The remaining question is how one can encode arbitrary binary data into a continuous stream of ones and zeros that is precisely 50 % ones and 50 % zeros across any time span longer than a few dozen bits. There exists a near-optimal solution to this question from ethernet over copper twisted pairs. In ethernet, the encoded and modulated signal passes through an isolation transformer to protect the ethernet transceiver from interference or dangerous voltages coming in through the ethernet port. For this isolation transformer to work, the modulated ethernet signal must be exactly balanced to avoid saturating the transformer's core with a DC offset. Ethernet solves this issue by using an encoding known as 8b/10b encoding. 8b/10b encoding is named like that because it specifies a way to produce a 10 bit codeword from any 8 bit input data word while guaranteeing that the resulting codewords are always precisely balanced when looking at two or more consecutively.


Since 8b/10b encoding maps a space of 256 data words to 1024 code words, there necessarily are a number of unused code words. While for some of them, leaving them unallocated is beneficial because it improves error tolerance by decreasing the probability of one code word turning into another undetectably when a single one of its bits is flipped, even accounting for that it leaves some room for other uses. In 8b/10b, these leftover code words are used for synchronizing the receiver to the transmitter, and for framing transmissions. Synchronization is necessary for the receiver to know where a code word stards, and 8b/10b has a handful of special "comma" code words that can be uniquely identified in a continuous stream of received ones and zeros, because no other combination of 8b/10b code words could produce the same sequence of ones and zeros of the comma code word anywhere.

The leftover code words that are not commas are useful, too.
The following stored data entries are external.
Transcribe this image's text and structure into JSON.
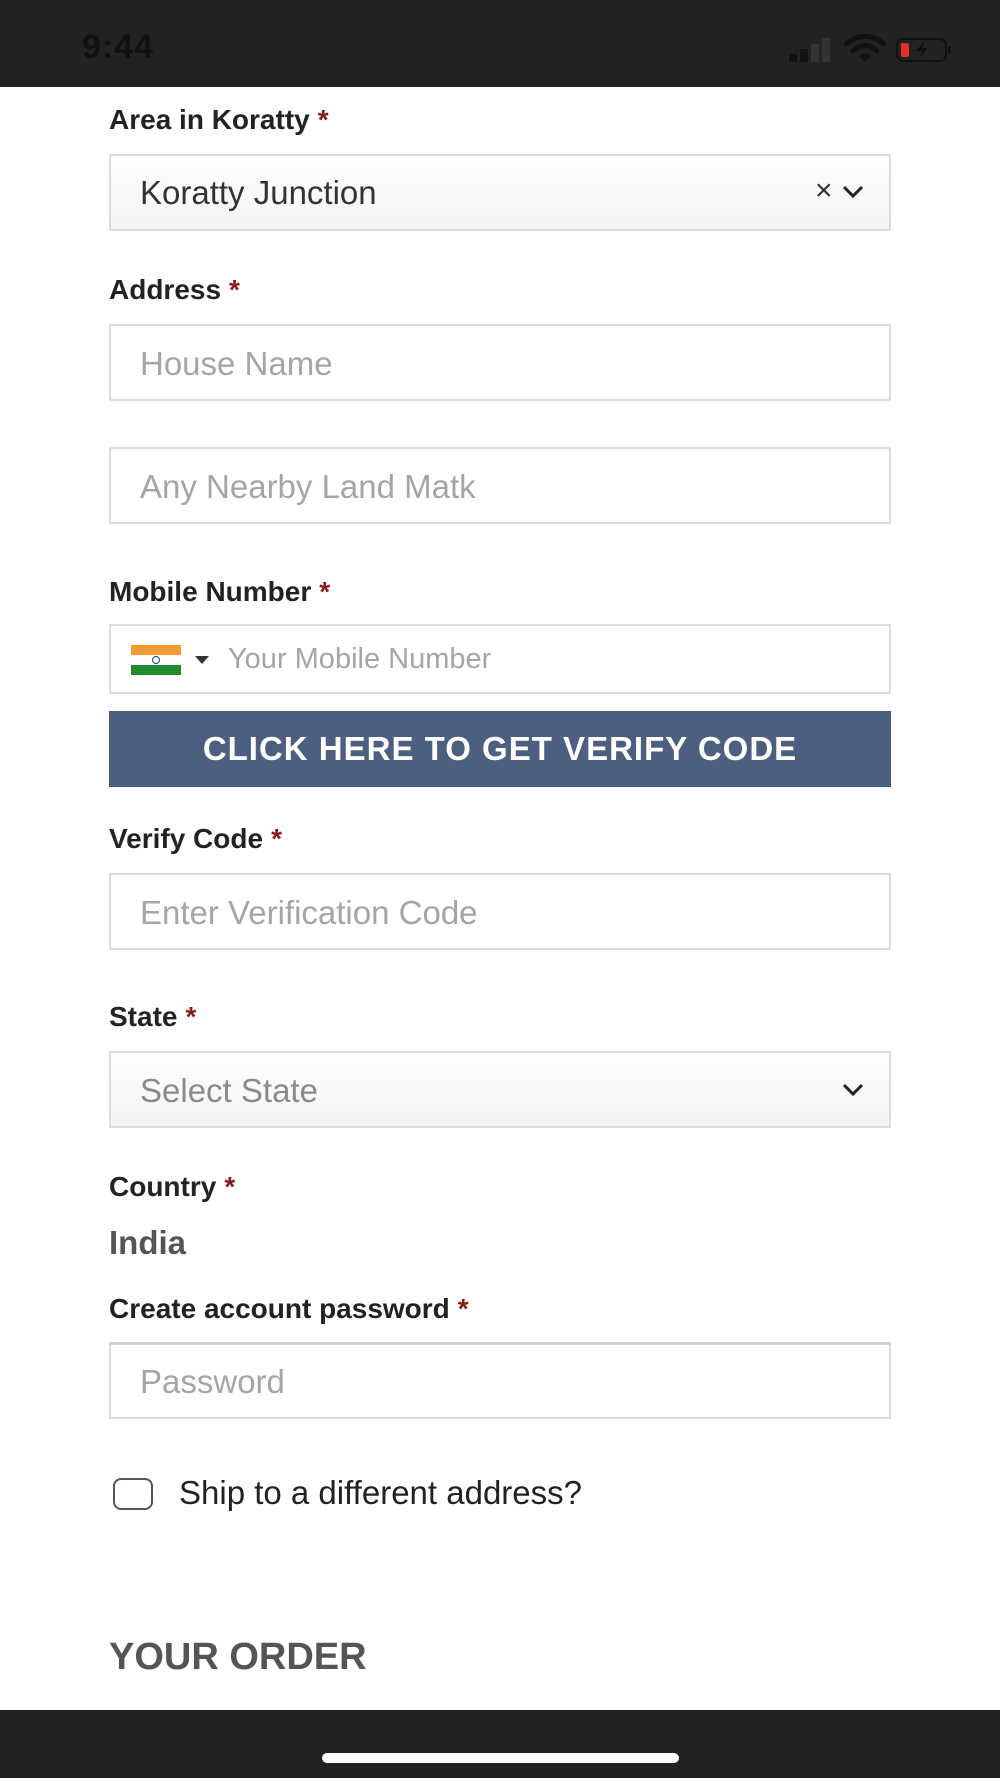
{
  "status_bar": {
    "time": "9:44"
  },
  "form": {
    "area": {
      "label": "Area in Koratty",
      "required_mark": "*",
      "value": "Koratty Junction",
      "clear_glyph": "×"
    },
    "address": {
      "label": "Address",
      "required_mark": "*",
      "house_placeholder": "House Name",
      "landmark_placeholder": "Any Nearby Land Matk"
    },
    "mobile": {
      "label": "Mobile Number",
      "required_mark": "*",
      "placeholder": "Your Mobile Number",
      "country_flag": "india-flag"
    },
    "verify_button": "CLICK HERE TO GET VERIFY CODE",
    "verify_code": {
      "label": "Verify Code",
      "required_mark": "*",
      "placeholder": "Enter Verification Code"
    },
    "state": {
      "label": "State",
      "required_mark": "*",
      "placeholder": "Select State"
    },
    "country": {
      "label": "Country",
      "required_mark": "*",
      "value": "India"
    },
    "password": {
      "label": "Create account password",
      "required_mark": "*",
      "placeholder": "Password"
    },
    "ship_different": {
      "label": "Ship to a different address?",
      "checked": false
    }
  },
  "order": {
    "heading": "YOUR ORDER"
  },
  "colors": {
    "verify_button": "#4c5f80",
    "required": "#8b1a1a",
    "status_bar": "#222222"
  }
}
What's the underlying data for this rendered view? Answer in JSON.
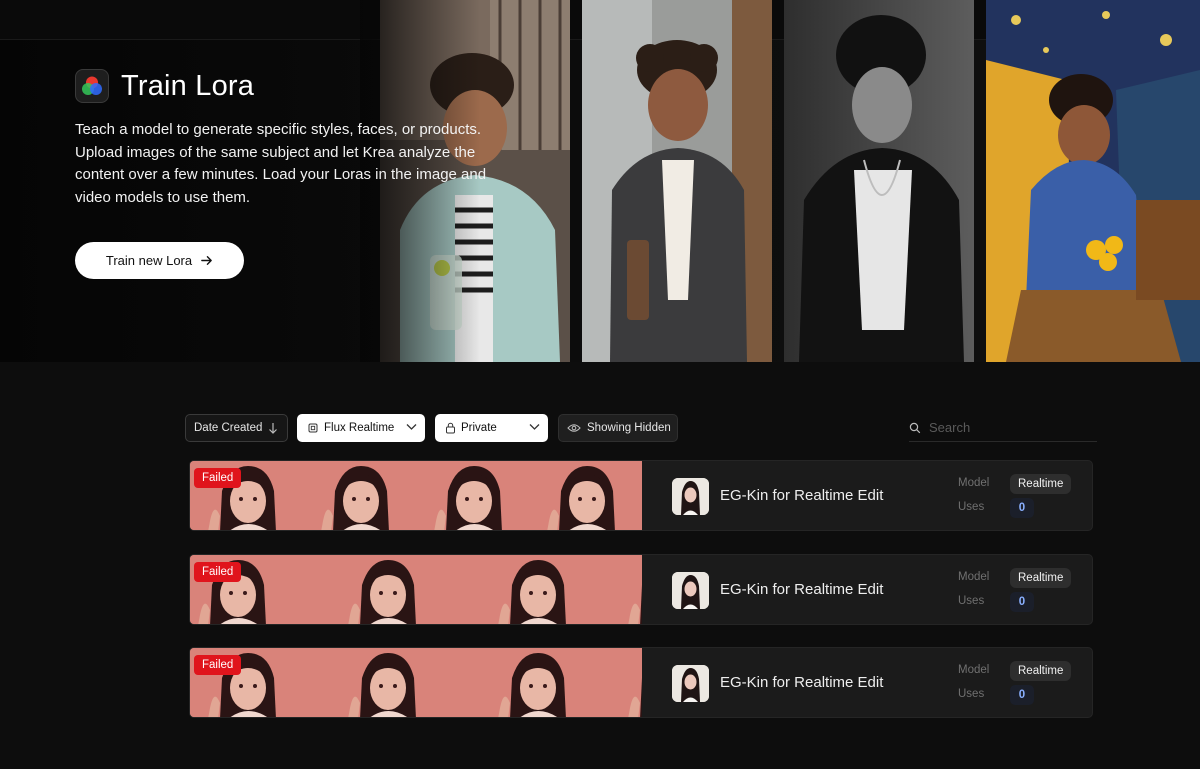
{
  "hero": {
    "title": "Train Lora",
    "description": "Teach a model to generate specific styles, faces, or products. Upload images of the same subject and let Krea analyze the content over a few minutes. Load your Loras in the image and video models to use them.",
    "cta_label": "Train new Lora",
    "app_icon": "color-wheel-icon"
  },
  "filters": {
    "sort_label": "Date Created",
    "model_label": "Flux Realtime",
    "privacy_label": "Private",
    "hidden_label": "Showing Hidden",
    "search_placeholder": "Search"
  },
  "loras": [
    {
      "status": "Failed",
      "name": "EG-Kin for Realtime Edit",
      "model_label": "Model",
      "model_value": "Realtime",
      "uses_label": "Uses",
      "uses_value": "0"
    },
    {
      "status": "Failed",
      "name": "EG-Kin for Realtime Edit",
      "model_label": "Model",
      "model_value": "Realtime",
      "uses_label": "Uses",
      "uses_value": "0"
    },
    {
      "status": "Failed",
      "name": "EG-Kin for Realtime Edit",
      "model_label": "Model",
      "model_value": "Realtime",
      "uses_label": "Uses",
      "uses_value": "0"
    }
  ],
  "colors": {
    "background": "#0d0d0d",
    "card": "#1b1b1b",
    "failed": "#e0141c",
    "uses_accent": "#8ab0ff",
    "thumb_tint": "#d9837a"
  }
}
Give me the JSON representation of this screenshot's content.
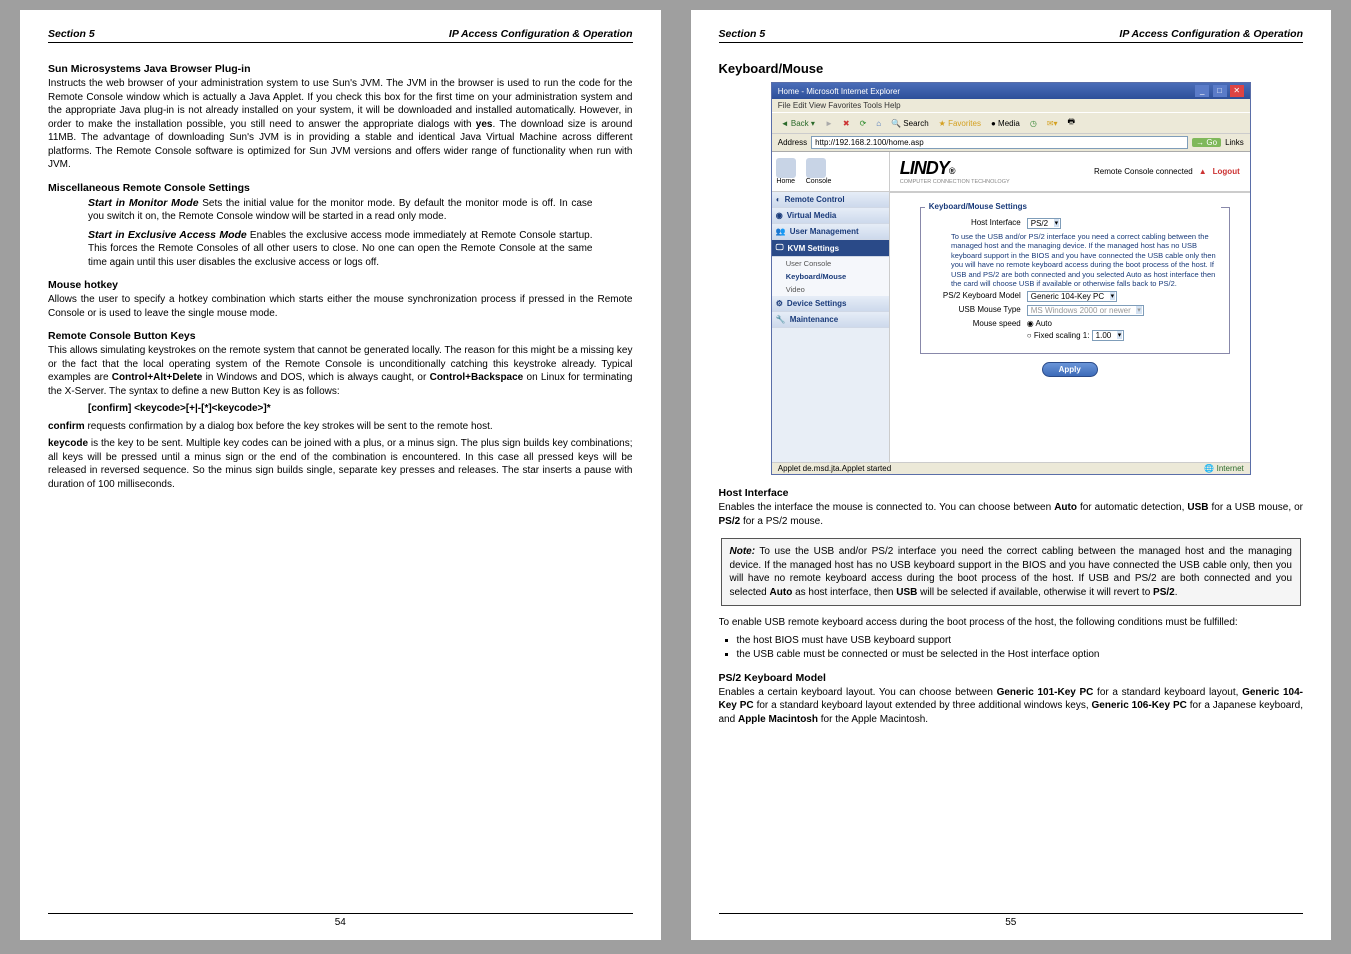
{
  "left": {
    "header": {
      "section": "Section 5",
      "title": "IP Access Configuration & Operation"
    },
    "s1_heading": "Sun Microsystems Java Browser Plug-in",
    "s1_body": "Instructs the web browser of your administration system to use Sun's JVM. The JVM in the browser is used to run the code for the Remote Console window which is actually a Java Applet. If you check this box for the first time on your administration system and the appropriate Java plug-in is not already installed on your system, it will be downloaded and installed automatically. However, in order to make the installation possible, you still need to answer the appropriate dialogs with yes. The download size is around 11MB. The advantage of downloading Sun's JVM is in providing a stable and identical Java Virtual Machine across different platforms. The Remote Console software is optimized for Sun JVM versions and offers wider range of functionality when run with JVM.",
    "s2_heading": "Miscellaneous Remote Console Settings",
    "s2_item1_lead": "Start in Monitor Mode",
    "s2_item1_body": " Sets the initial value for the monitor mode. By default the monitor mode is off. In case you switch it on, the Remote Console window will be started in a read only mode.",
    "s2_item2_lead": "Start in Exclusive Access Mode",
    "s2_item2_body": " Enables the exclusive access mode immediately at Remote Console startup. This forces the Remote Consoles of all other users to close. No one can open the Remote Console at the same time again until this user disables the exclusive access or logs off.",
    "s3_heading": "Mouse hotkey",
    "s3_body": "Allows the user to specify a hotkey combination which starts either the mouse synchronization process if pressed in the Remote Console or is used to leave the single mouse mode.",
    "s4_heading": "Remote Console Button Keys",
    "s4_body": "This allows simulating keystrokes on the remote system that cannot be generated locally. The reason for this might be a missing key or the fact that the local operating system of the Remote Console is unconditionally catching this keystroke already. Typical examples are Control+Alt+Delete in Windows and DOS, which is always caught, or Control+Backspace on Linux for terminating the X-Server. The syntax to define a new Button Key is as follows:",
    "s4_syntax": "[confirm] <keycode>[+|-[*]<keycode>]*",
    "s4_confirm_body": "confirm requests confirmation by a dialog box before the key strokes will be sent to the remote host.",
    "s4_keycode_body": "keycode is the key to be sent. Multiple key codes can be joined with a plus, or a minus sign. The plus sign builds key combinations; all keys will be pressed until a minus sign or the end of the combination is encountered. In this case all pressed keys will be released in reversed sequence. So the minus sign builds single, separate key presses and releases. The star inserts a pause with duration of 100 milliseconds.",
    "pageno": "54"
  },
  "right": {
    "header": {
      "section": "Section 5",
      "title": "IP Access Configuration & Operation"
    },
    "h1": "Keyboard/Mouse",
    "shot": {
      "window_title": "Home - Microsoft Internet Explorer",
      "menu": "File   Edit   View   Favorites   Tools   Help",
      "back": "Back",
      "search": "Search",
      "fav": "Favorites",
      "media": "Media",
      "addr_label": "Address",
      "addr_value": "http://192.168.2.100/home.asp",
      "go": "Go",
      "links": "Links",
      "brand": "LINDY",
      "brand_sub": "COMPUTER CONNECTION TECHNOLOGY",
      "status_conn": "Remote Console connected",
      "logout": "Logout",
      "home": "Home",
      "console": "Console",
      "side": {
        "remote": "Remote Control",
        "vmedia": "Virtual Media",
        "usermgmt": "User Management",
        "kvm": "KVM Settings",
        "userconsole": "User Console",
        "kbm": "Keyboard/Mouse",
        "video": "Video",
        "devset": "Device Settings",
        "maint": "Maintenance"
      },
      "fs_legend": "Keyboard/Mouse Settings",
      "host_if_lbl": "Host Interface",
      "host_if_val": "PS/2",
      "hint": "To use the USB and/or PS/2 interface you need a correct cabling between the managed host and the managing device. If the managed host has no USB keyboard support in the BIOS and you have connected the USB cable only then you will have no remote keyboard access during the boot process of the host. If USB and PS/2 are both connected and you selected Auto as host interface then the card will choose USB if available or otherwise falls back to PS/2.",
      "ps2_lbl": "PS/2 Keyboard Model",
      "ps2_val": "Generic 104-Key PC",
      "usb_lbl": "USB Mouse Type",
      "usb_val": "MS Windows 2000 or newer",
      "mspd_lbl": "Mouse speed",
      "mspd_auto": "Auto",
      "mspd_fixed": "Fixed scaling 1:",
      "mspd_fixed_val": "1.00",
      "apply": "Apply",
      "status_left": "Applet de.msd.jta.Applet started",
      "status_right": "Internet"
    },
    "hi_heading": "Host Interface",
    "hi_body": "Enables the interface the mouse is connected to. You can choose between Auto for automatic detection, USB for a USB mouse, or PS/2 for a PS/2 mouse.",
    "note_body": "Note: To use the USB and/or PS/2 interface you need the correct cabling between the managed host and the managing device. If the managed host has no USB keyboard support in the BIOS and you have connected the USB cable only, then you will have no remote keyboard access during the boot process of the host. If USB and PS/2 are both connected and you selected Auto as host interface, then USB will be selected if available, otherwise it will revert to PS/2.",
    "enable_body": "To enable USB remote keyboard access during the boot process of the host, the following conditions must be fulfilled:",
    "bullet1": "the host BIOS must have USB keyboard support",
    "bullet2": "the USB cable must be connected or must be selected in the Host interface option",
    "ps2_heading": "PS/2 Keyboard Model",
    "ps2_body": "Enables a certain keyboard layout. You can choose between Generic 101-Key PC for a standard keyboard layout, Generic 104-Key PC for a standard keyboard layout extended by three additional windows keys, Generic 106-Key PC for a Japanese keyboard, and Apple Macintosh for the Apple Macintosh.",
    "pageno": "55"
  }
}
They can be used, for instance, as filler code words betwene actual data transmissions, or to act as framing markers denoting things like the end of a protocol message.

The 8seg driver produces its modulation waveform by translating all data to be transmitted into 8b/10b codes, padding the result with framing markers and filler codes, and copy-pasting together the corresponding AC waveform from a small set of pre-programmed waveform transitions.